My project “Metamodernism and the Ambivalent Aesthetics of Contemporary Popular Music" examines a particular ambivalent aesthetic in contemporary popular music through the theoretical framework of metamodernism.
Metamodernism is often characterized as an oscillation or pendulation between modernist and postmodern sensibilities such as irony/sincerity, hope/melancholy, and meaning/meaninglessness. This both-neither dynamic gives rise to deeply ambiguous and ambivalent aesthetic experiences that resonate with the affective conditions of the 21st century, marked by global crises and polarization, but also by a persistent search for hope, meaning, and affirmation.
The project aims to (a) develop music-analytical methods to address metamodernist aesthetic expressions, (b) investigate how contemporary musical practices negotiate the production of meaning in relation to sociopolitical realities, and (c) expand the field of metamodernist research with a specific contribution grounded in music analysis.

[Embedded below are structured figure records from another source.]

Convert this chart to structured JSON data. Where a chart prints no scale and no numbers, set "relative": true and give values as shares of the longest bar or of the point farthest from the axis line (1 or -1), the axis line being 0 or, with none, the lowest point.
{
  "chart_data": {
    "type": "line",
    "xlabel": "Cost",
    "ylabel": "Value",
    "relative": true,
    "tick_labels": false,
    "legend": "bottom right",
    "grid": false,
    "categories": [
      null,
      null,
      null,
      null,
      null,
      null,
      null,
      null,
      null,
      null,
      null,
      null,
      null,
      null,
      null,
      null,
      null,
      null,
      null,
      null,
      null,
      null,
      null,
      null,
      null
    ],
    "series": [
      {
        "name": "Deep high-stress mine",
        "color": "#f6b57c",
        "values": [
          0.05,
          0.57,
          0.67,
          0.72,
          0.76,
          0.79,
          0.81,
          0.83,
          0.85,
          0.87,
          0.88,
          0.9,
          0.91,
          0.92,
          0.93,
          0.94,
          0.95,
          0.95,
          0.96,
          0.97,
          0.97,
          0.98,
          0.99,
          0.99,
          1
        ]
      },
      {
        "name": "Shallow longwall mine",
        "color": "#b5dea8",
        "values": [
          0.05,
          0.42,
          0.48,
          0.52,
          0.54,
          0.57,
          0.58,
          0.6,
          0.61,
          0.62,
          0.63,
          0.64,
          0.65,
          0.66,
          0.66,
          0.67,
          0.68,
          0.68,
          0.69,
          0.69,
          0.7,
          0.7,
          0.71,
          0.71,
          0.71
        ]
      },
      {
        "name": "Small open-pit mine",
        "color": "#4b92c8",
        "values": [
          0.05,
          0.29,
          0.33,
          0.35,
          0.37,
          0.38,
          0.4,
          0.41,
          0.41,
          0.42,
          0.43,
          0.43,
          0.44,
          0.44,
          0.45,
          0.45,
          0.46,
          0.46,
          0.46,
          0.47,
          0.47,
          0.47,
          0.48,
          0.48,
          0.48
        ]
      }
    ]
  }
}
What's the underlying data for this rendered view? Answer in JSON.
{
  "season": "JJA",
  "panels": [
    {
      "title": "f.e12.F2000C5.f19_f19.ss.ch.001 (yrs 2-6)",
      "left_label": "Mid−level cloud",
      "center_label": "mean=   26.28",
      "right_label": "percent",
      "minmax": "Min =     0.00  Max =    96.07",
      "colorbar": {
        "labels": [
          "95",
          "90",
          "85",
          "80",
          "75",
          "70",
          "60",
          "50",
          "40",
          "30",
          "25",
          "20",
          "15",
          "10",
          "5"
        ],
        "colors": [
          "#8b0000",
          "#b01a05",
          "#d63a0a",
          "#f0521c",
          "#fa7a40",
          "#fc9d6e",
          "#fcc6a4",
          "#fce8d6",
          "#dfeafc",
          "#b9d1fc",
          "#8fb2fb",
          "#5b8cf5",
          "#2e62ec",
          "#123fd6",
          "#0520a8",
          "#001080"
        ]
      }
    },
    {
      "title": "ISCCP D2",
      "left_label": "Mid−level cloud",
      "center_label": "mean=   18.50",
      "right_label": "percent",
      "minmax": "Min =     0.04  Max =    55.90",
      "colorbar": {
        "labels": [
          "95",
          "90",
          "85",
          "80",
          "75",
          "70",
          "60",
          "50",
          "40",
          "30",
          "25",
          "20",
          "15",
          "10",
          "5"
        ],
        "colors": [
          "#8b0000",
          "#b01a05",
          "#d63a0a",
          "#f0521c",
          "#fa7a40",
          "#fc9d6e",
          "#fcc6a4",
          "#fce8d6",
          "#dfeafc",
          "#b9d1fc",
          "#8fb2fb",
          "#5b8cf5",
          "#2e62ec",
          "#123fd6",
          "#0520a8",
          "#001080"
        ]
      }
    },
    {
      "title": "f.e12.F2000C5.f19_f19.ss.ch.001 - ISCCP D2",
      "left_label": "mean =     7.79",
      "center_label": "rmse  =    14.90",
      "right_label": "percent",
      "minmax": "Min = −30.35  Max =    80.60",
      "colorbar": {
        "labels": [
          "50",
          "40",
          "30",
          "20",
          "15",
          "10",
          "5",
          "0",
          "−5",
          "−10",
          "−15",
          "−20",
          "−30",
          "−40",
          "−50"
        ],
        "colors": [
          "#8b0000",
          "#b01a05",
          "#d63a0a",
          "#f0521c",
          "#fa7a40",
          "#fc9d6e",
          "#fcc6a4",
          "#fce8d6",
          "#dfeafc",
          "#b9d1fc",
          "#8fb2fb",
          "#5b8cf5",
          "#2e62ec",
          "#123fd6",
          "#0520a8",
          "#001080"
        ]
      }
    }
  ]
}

The project focuses on popular music from around 2020 onwards, using diverse musical cases and analytical approaches to explore the many ways in which metamodernist aesthetics are manifested.
I teach the course "Music representation and description" at the BA of Musicology at Aarhus University. The course introduces the students to the different representational forms of music (sound, notation, multimedia ect.), their ontological and experiential differences, and their cultural use and meaning in a contemporary as well as a historical perspective.